Having seen Spring Awakening and 10 Million Miles in the past year or so, and enjoying both quite a bit, I had high hopes for The Atlantic Theater Company's newest production, Lucy Thurber's Scarcity, which is currently in previews at the Off-Broadway's Laura Gross Theater. I was definitely not disappointed.

From the first moments of the play, which takes place entirely in the living room and kitchen of a Western Massachusetts family's small house, the world of these characters feels viscerally authentic, so much so that you can almost smell the stale cigarette smoke and beer in the air. There is love and affection in this family, but inappropriate relationships abound, and they fight like cats and dogs more often than they are kind to each other. They are lower-class (they are on food stamps and the matriarch works more than 50 hours a week) and are a generally uneducated bunch, but they are getting by.

Oh yeah -- they are also some of the most fully realized, three dimensional characters you are likely to see on a New York stage at the moment.

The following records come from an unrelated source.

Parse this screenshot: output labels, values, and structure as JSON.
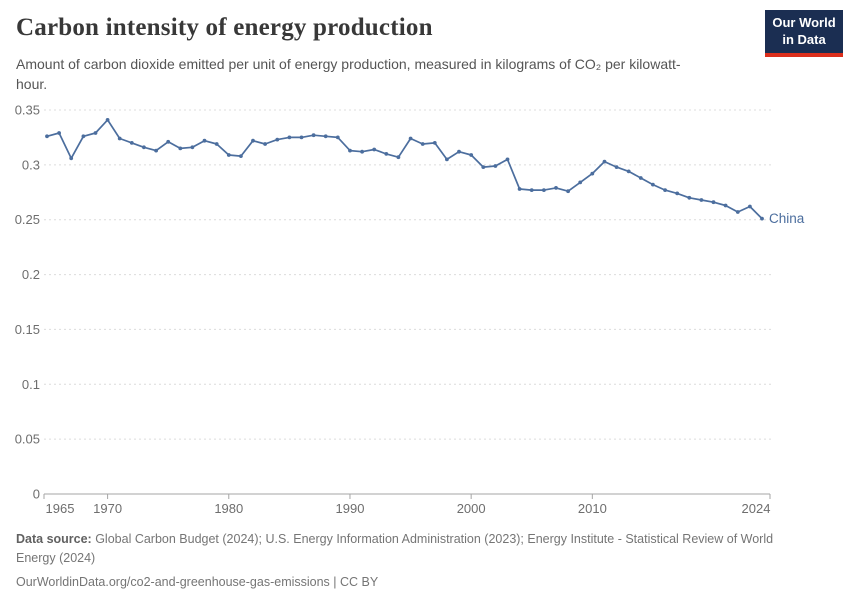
{
  "header": {
    "title": "Carbon intensity of energy production",
    "subtitle": "Amount of carbon dioxide emitted per unit of energy production, measured in kilograms of CO₂ per kilowatt-hour.",
    "logo": {
      "line1": "Our World",
      "line2": "in Data",
      "bg_color": "#1b2e52",
      "stripe_color": "#dc2f1c"
    }
  },
  "chart_data": {
    "type": "line",
    "title": "Carbon intensity of energy production",
    "xlabel": "",
    "ylabel": "kilograms of CO₂ per kilowatt-hour",
    "xlim": [
      1965,
      2024
    ],
    "ylim": [
      0,
      0.35
    ],
    "grid": "horizontal-dashed",
    "legend_position": "end-of-line-label",
    "x_ticks": [
      1965,
      1970,
      1980,
      1990,
      2000,
      2010,
      2024
    ],
    "y_ticks": [
      0,
      0.05,
      0.1,
      0.15,
      0.2,
      0.25,
      0.3,
      0.35
    ],
    "y_tick_labels": [
      "0",
      "0.05",
      "0.1",
      "0.15",
      "0.2",
      "0.25",
      "0.3",
      "0.35"
    ],
    "series": [
      {
        "name": "China",
        "color": "#4c6e9e",
        "x": [
          1965,
          1966,
          1967,
          1968,
          1969,
          1970,
          1971,
          1972,
          1973,
          1974,
          1975,
          1976,
          1977,
          1978,
          1979,
          1980,
          1981,
          1982,
          1983,
          1984,
          1985,
          1986,
          1987,
          1988,
          1989,
          1990,
          1991,
          1992,
          1993,
          1994,
          1995,
          1996,
          1997,
          1998,
          1999,
          2000,
          2001,
          2002,
          2003,
          2004,
          2005,
          2006,
          2007,
          2008,
          2009,
          2010,
          2011,
          2012,
          2013,
          2014,
          2015,
          2016,
          2017,
          2018,
          2019,
          2020,
          2021,
          2022,
          2023,
          2024
        ],
        "values": [
          0.326,
          0.329,
          0.306,
          0.326,
          0.329,
          0.341,
          0.324,
          0.32,
          0.316,
          0.313,
          0.321,
          0.315,
          0.316,
          0.322,
          0.319,
          0.309,
          0.308,
          0.322,
          0.319,
          0.323,
          0.325,
          0.325,
          0.327,
          0.326,
          0.325,
          0.313,
          0.312,
          0.314,
          0.31,
          0.307,
          0.324,
          0.319,
          0.32,
          0.305,
          0.312,
          0.309,
          0.298,
          0.299,
          0.305,
          0.278,
          0.277,
          0.277,
          0.279,
          0.276,
          0.284,
          0.292,
          0.303,
          0.298,
          0.294,
          0.288,
          0.282,
          0.277,
          0.274,
          0.27,
          0.268,
          0.266,
          0.263,
          0.257,
          0.262,
          0.251
        ]
      }
    ]
  },
  "footer": {
    "datasource_label": "Data source:",
    "datasource_text": " Global Carbon Budget (2024); U.S. Energy Information Administration (2023); Energy Institute - Statistical Review of World Energy (2024)",
    "link_line": "OurWorldinData.org/co2-and-greenhouse-gas-emissions | CC BY"
  },
  "colors": {
    "line": "#4c6e9e",
    "axis_text": "#6e6e6e",
    "grid": "#dcdcdc",
    "axis_line": "#a5a5a5",
    "title": "#383838",
    "subtitle": "#555555"
  }
}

Herb (Michael T. Weiss) is the drunk, out-of-work father; Martha (Third Rock From the Sun's Kristen Johnston) is his chain-smoking, tough-as-nails wife; Billy (The Squid and the Whale's Jesse Eisenberg) is their gifted yet troubled 16-year-old son; and Rachel (Meredith Brandt), only 11, is the daughter who sees everything. Billy, who is in a progressive program at school that puts him in classes with the town's rich kids, feels trapped, knowing that if he stays where he is, he is likely to follow in the footsteps of his underachieving father. He longs to "be free" and "to fly," which seems suddenly possible when his teacher Ellen, an amateur anthropologist who feels like she can help Billy, comes in to the picture. That she seems to have sexual feelings for the teenager only complicates the scenario.

The actors, as directed by Jackson Gay, bring the playwright's loaded words to beautifully naturalistic life, and there is not a weak link in the cast. Eisenberg shines at the conflicted Billy -- his struggle over whether to leave his adoring sister behind to fend off her father's advances and her mother's physical abuse, or pursue a path that could lead to greater things is palpable. His physicality is spot-on, and the brother/sister relationship he creates with Brandt is one of the best illustrations of that bond I have ever seen on stage.

All the relationships are well developed, in fact, including the love you-hate you-you disappointed me-you are everything to me one between Johnston's Martha and Weiss' Herb. Johnston is something of a revelation -- I was only familiar with her television work, but here her throaty voice and ability to handle instant mood changes made her entirely credible as the put-upon mother who has embraced her own lot in life, but longs for a better life for her children, even if she has no idea how to give it to them. Brandt is similarly heartbreaking -- the fact that she is waiting for her chance "to fly" is palpable from the young actress.

You may think you've seen the "small town boy wants to escape his crappy family life" story before, but you haven't seen it like this. Bottom line -- I can't wait to see what The Atlantic does next.